2007-12-10 06:10:14 | Weblog
 骨子の中学校の「総合的学習」の発表会というのに行ってきました。この前やった、「職業体験」の発表です。各クラスの代表が出てきて話すのですが、いやどれも堂々たる出来栄えで驚きました。骨子は新聞社の某全国紙の横浜総局というところに行った時の話をしました。仲良しのリコちゃんが行ったのは東京大学工学部!「大学教授の一日」と名づけた発表は秀逸でした。

 「D教授は朝の7時には研究室に入ります。夕方の6時に家に帰ります。教授のなかには昼頃出勤して、深夜に帰る人もいるそうです。出勤時間は自由にきめることができます。教授は朝早く来て、自分の論文を書いて、その後は大学の仕事をするとおっしゃっていました。

 この研究室で一年にどれぐらいの研究費が使われていると思いますか。1億2千万円!教授はいまは実験をしないそうです。研究費を請求する書類を書くことに毎日追われているそうです。最低でも10ページにびっしり字がうまった書類をつくらなければならない。これは大変なプレッシャーだと言っておられました。

 研究はすべて英語で発表するそうです。『英語が書いたり話したりできない奴はダメだ』と教授はくりかえしおっしゃっていました。私も、英語を頑張りたいなあと思いました。これで終わります」。

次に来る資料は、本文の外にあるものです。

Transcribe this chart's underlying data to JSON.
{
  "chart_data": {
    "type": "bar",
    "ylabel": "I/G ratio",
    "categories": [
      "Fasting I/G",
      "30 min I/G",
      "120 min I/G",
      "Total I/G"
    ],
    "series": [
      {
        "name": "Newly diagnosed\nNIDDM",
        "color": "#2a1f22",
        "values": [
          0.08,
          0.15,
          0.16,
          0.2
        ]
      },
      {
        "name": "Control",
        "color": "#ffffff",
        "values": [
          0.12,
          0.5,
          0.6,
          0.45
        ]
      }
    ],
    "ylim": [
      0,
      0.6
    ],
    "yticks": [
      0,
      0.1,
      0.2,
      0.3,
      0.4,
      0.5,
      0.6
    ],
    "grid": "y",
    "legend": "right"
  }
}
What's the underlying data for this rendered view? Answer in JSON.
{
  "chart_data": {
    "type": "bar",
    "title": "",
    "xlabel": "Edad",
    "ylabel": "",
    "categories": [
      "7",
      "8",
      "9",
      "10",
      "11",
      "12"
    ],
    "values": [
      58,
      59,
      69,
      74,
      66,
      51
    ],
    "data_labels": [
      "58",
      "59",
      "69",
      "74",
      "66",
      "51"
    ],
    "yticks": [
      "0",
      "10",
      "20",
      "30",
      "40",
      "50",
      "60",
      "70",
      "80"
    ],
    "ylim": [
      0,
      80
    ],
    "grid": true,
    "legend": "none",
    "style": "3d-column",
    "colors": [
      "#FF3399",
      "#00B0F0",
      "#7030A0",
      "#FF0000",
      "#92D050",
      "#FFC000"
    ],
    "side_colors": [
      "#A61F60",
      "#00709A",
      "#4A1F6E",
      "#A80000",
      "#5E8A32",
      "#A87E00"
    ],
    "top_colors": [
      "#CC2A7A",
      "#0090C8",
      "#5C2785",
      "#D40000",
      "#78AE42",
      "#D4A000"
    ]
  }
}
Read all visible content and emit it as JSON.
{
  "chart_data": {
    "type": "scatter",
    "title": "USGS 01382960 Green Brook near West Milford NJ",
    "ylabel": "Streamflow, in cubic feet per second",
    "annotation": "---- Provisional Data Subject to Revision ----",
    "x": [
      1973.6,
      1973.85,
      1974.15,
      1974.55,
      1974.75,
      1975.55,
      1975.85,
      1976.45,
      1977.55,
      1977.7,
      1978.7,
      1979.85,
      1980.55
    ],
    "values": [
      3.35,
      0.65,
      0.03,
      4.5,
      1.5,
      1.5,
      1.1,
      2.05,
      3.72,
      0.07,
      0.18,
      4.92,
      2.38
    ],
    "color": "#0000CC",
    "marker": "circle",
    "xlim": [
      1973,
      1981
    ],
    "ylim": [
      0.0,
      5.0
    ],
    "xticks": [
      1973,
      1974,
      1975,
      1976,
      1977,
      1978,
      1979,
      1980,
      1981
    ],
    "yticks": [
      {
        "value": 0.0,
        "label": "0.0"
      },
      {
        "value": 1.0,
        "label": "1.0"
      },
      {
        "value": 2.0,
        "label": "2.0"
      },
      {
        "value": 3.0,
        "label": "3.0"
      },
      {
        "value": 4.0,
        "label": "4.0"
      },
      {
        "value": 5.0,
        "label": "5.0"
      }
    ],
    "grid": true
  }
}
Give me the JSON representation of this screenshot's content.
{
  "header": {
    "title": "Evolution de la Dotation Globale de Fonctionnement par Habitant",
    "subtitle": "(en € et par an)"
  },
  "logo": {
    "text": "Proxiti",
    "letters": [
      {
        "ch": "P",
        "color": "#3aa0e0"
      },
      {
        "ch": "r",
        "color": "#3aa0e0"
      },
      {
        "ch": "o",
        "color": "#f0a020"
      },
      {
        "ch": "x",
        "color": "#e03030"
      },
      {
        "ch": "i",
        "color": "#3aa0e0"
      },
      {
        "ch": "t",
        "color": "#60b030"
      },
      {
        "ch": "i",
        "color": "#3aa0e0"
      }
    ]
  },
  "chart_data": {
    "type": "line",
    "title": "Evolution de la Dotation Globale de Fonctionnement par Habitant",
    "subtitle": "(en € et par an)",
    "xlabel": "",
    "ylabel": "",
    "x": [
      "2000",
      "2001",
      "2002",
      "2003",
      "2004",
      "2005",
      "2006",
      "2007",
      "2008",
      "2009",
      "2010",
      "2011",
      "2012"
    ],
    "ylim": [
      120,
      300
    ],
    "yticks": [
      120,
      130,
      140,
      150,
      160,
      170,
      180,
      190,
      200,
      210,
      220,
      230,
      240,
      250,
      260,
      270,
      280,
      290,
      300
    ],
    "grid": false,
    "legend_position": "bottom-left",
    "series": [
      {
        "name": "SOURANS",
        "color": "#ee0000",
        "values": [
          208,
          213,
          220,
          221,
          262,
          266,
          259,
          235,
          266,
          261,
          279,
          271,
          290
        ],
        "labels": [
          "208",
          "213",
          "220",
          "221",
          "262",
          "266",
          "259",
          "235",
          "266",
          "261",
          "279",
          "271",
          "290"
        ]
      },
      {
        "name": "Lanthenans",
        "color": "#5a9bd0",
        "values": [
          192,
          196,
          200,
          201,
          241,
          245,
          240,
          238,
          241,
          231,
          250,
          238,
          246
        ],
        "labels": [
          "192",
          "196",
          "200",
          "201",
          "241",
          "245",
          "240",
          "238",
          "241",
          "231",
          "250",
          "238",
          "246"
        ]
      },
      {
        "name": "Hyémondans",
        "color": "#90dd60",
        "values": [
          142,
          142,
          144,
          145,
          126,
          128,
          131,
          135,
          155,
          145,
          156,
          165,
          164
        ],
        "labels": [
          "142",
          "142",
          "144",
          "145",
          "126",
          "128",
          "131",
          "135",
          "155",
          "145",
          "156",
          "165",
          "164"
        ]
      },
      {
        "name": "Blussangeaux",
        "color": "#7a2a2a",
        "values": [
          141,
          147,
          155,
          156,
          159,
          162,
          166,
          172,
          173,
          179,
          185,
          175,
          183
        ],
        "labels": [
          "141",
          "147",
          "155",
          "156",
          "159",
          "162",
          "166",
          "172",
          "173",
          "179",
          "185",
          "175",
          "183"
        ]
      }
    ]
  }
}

 リコちゃん、すごいことを聞き出してきましたね。理科系の場合、教授になると研究(実験)はしないみたいです。英語を自在に操れるのはたしかにかっこいい。しかし1億ちょっとの売り上げ(?)で、日々金策に追われている。これってなんだか、あまりうまくいってない小さな会社の社長さんみたいではありませんか。大学教授とは、夢のある仕事だとリコちゃんは思ったのでしょうか。心配になります。